We constructed a VAE with 2 linear layers for encoding with dimensions 4096 and 2048 respectively, a latent space of size 242 and a two linear decoding layers with dimensions 2048 and 4096, respectively (Figure 2A). Between each linear layer, a 1D batch normalization was performed and the non-linear ReLu function was used as activation function. The input of the VAE was limited to the 13,242 CpGs selected by the ElasticNet analysis. The VAE model was trained using the ADAM optimizer54 with two loss functions: (i) a Mean Squared Error (MSE) loss function capturing the reconstruction loss and (ii) a Kullback-Leibler divergence (KLD) loss function measuring the distance between two distributions. Two KLD implementations were tested: (i) one that determines the KLD between the latent distribution and a Gaussian distribution, thereby assuming hence forcing the sampling in the representation layer to approximate a normal random variable, and (ii) a Monte Carlo approximation of KLD which is distribution-agnostic, i.e. without making any prior assumptions about the underlying distribution55. The total training loss was defined as: MSEloss + w*KLDloss with w the weight of the KLD term varying between 0-1 following a cyclical sigmoid annealing scheduling to mitigate KLD-vanishing56.
Samples were shuffled in a training and test set at an 80/20 ratio with stratification on age class. This test set was left out during model training and only used for final model performance. A 10-fold cross validation (CV) performed on the training set. Hyperparameters were empirically determined. Each CV model was trained for 100 epochs using a batch size of 64, a learning rate of 1e-3. To prevent exploding gradients during VAE training, a weight decay (L2 regularization) of 1e-4 was set and gradients were clipped with a norm of 0.01. For each CV, the weights were saved for the epoch with the lowest loss on the validation set. The best model was chosen based on the CV configuration with the highest validation accuracy. This final model was next evaluated on the test set.
Multi-Layer Perceptron
In order to test the utility of the learned latent methylation space to predict age, a three-layer multi-layer perceptron (MLP) was trained with input layer of size 242 (= size of latent space), 3 hidden layers of size 128, 64 and 32 and output layer of size 1 (Figure 2B). Before each layer, a dropout with probability 0.42 was implemented and the non-linear ReLu function was used as activation function. As for the VAE, the ADAM optimizer was used together with a weighted MSE loss function, where the error on each sample was weighted according to its age class weight (Table 2). The MLP was trained for 100 epochs, using a batch size of 32, learning rate of 1e-3 and weight decay of 1e-4. Also here, the best model was selected as the epoch with the highest performance on the validation set and evaluated on the test set.
Model Validation
To evaluate the VAE and MLP models, additional validation was done on two independent datasets. A first dataset consisted of 418 DNAm samples originating from an African American sibling cohort from the Genetic Epidemiology Network of Arteriopathy (GENOA) study (GEO accession GSE210254)57. DNAm age was calculated for each sample, and performance evaluated by calculating the mean absolute error (MAE) and r2. Results were further compared to Horvath, Hannum and PhenoAge DNAm age predictions.

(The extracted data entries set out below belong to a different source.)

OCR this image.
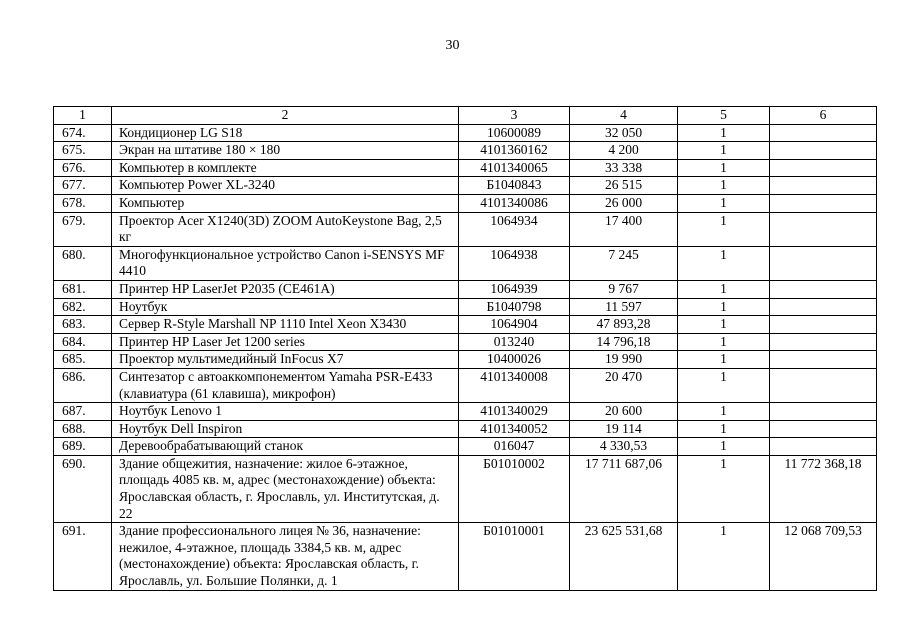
30
1	2	3	4	5	6
674.	Кондиционер LG S18	10600089	32 050	1	
675.	Экран на штативе 180 × 180	4101360162	4 200	1	
676.	Компьютер в комплекте	4101340065	33 338	1	
677.	Компьютер Power XL-3240	Б1040843	26 515	1	
678.	Компьютер	4101340086	26 000	1	
679.	Проектор Acer X1240(3D) ZOOM AutoKeystone Bag, 2,5 кг	1064934	17 400	1	
680.	Многофункциональное устройство Canon i-SENSYS MF 4410	1064938	7 245	1	
681.	Принтер HP LaserJet P2035 (CE461A)	1064939	9 767	1	
682.	Ноутбук	Б1040798	11 597	1	
683.	Сервер R-Style Marshall NP 1110 Intel Xeon X3430	1064904	47 893,28	1	
684.	Принтер HP Laser Jet 1200 series	013240	14 796,18	1	
685.	Проектор мультимедийный InFocus X7	10400026	19 990	1	
686.	Синтезатор с автоаккомпонементом Yamaha PSR-E433 (клавиатура (61 клавиша), микрофон)	4101340008	20 470	1	
687.	Ноутбук Lenovo 1	4101340029	20 600	1	
688.	Ноутбук Dell Inspiron	4101340052	19 114	1	
689.	Деревообрабатывающий станок	016047	4 330,53	1	
690.	Здание общежития, назначение: жилое 6-этажное, площадь 4085 кв. м, адрес (местонахождение) объекта: Ярославская область, г. Ярославль, ул. Институтская, д. 22	Б01010002	17 711 687,06	1	11 772 368,18
691.	Здание профессионального лицея № 36, назначение: нежилое, 4-этажное, площадь 3384,5 кв. м, адрес (местонахождение) объекта: Ярославская область, г. Ярославль, ул. Большие Полянки, д. 1	Б01010001	23 625 531,68	1	12 068 709,53
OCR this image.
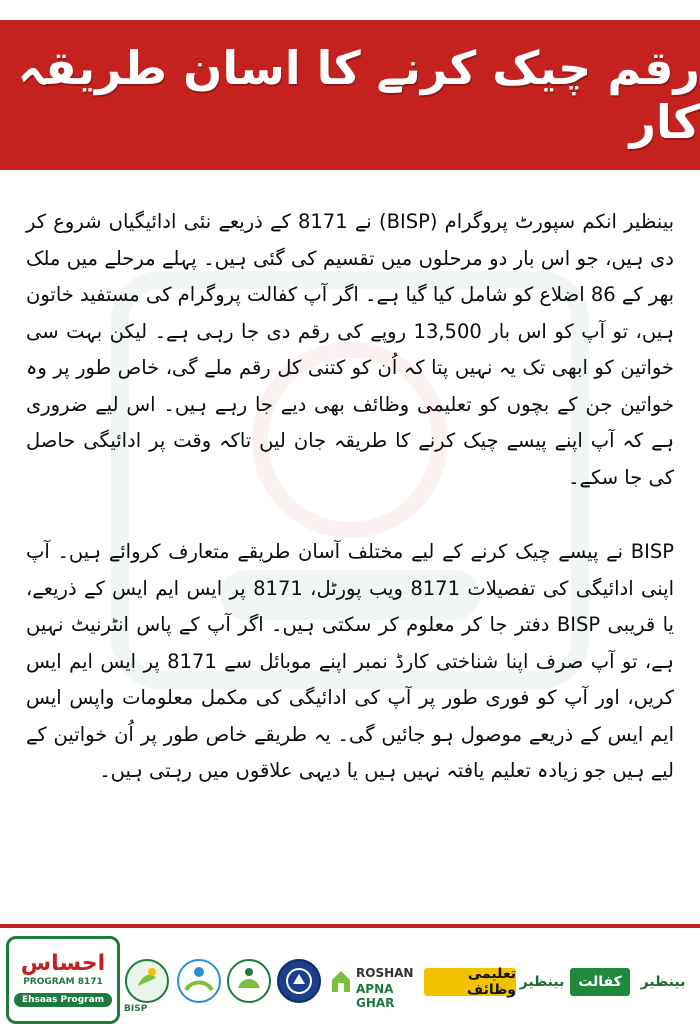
رقم چیک کرنے کا اسان طریقہ کار

بینظیر انکم سپورٹ پروگرام (BISP) نے 8171 کے ذریعے نئی ادائیگیاں شروع کر دی ہیں، جو اس بار دو مرحلوں میں تقسیم کی گئی ہیں۔ پہلے مرحلے میں ملک بھر کے 86 اضلاع کو شامل کیا گیا ہے۔ اگر آپ کفالت پروگرام کی مستفید خاتون ہیں، تو آپ کو اس بار 13,500 روپے کی رقم دی جا رہی ہے۔ لیکن بہت سی خواتین کو ابھی تک یہ نہیں پتا کہ اُن کو کتنی کل رقم ملے گی، خاص طور پر وہ خواتین جن کے بچوں کو تعلیمی وظائف بھی دیے جا رہے ہیں۔ اس لیے ضروری ہے کہ آپ اپنے پیسے چیک کرنے کا طریقہ جان لیں تاکہ وقت پر ادائیگی حاصل کی جا سکے۔

BISP نے پیسے چیک کرنے کے لیے مختلف آسان طریقے متعارف کروائے ہیں۔ آپ اپنی ادائیگی کی تفصیلات 8171 ویب پورٹل، 8171 پر ایس ایم ایس کے ذریعے، یا قریبی BISP دفتر جا کر معلوم کر سکتی ہیں۔ اگر آپ کے پاس انٹرنیٹ نہیں ہے، تو آپ صرف اپنا شناختی کارڈ نمبر اپنے موبائل سے 8171 پر ایس ایم ایس کریں، اور آپ کو فوری طور پر آپ کی ادائیگی کی مکمل معلومات واپس ایس ایم ایس کے ذریعے موصول ہو جائیں گی۔ یہ طریقے خاص طور پر اُن خواتین کے لیے ہیں جو زیادہ تعلیم یافتہ نہیں ہیں یا دیہی علاقوں میں رہتی ہیں۔

احساس
PROGRAM 8171
Ehsaas Program
BISP
ROSHAN
APNA GHAR
تعلیمی وظائف بینظیر کفالت	بینظیر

A second dataset consisted of 689 peripheral blood leukocytes samples from a DNAm study to determine whether rheumatoid arthritis (RA) patients have methylation differences comparing to normal controls (GEO accession GSE42861)58. Here, although with a small effect size (age difference of 1.2 years), the researchers found a significant (p=0.0049) difference between the two groups58. While Horvath did not find a significant difference of negative age acceleration between the diseased versus healthy samples12, we wanted to evaluate if our models could pick up any clinical signal or deviation in RA patients. To test this, we first computed a universal measure of age acceleration (AgeAcc) as the DNAm age predicted by our model divided by chronological age. We also calculated AgeAcc using DNAm age predicted by Horvath, Hannum and PhenoAge clocks.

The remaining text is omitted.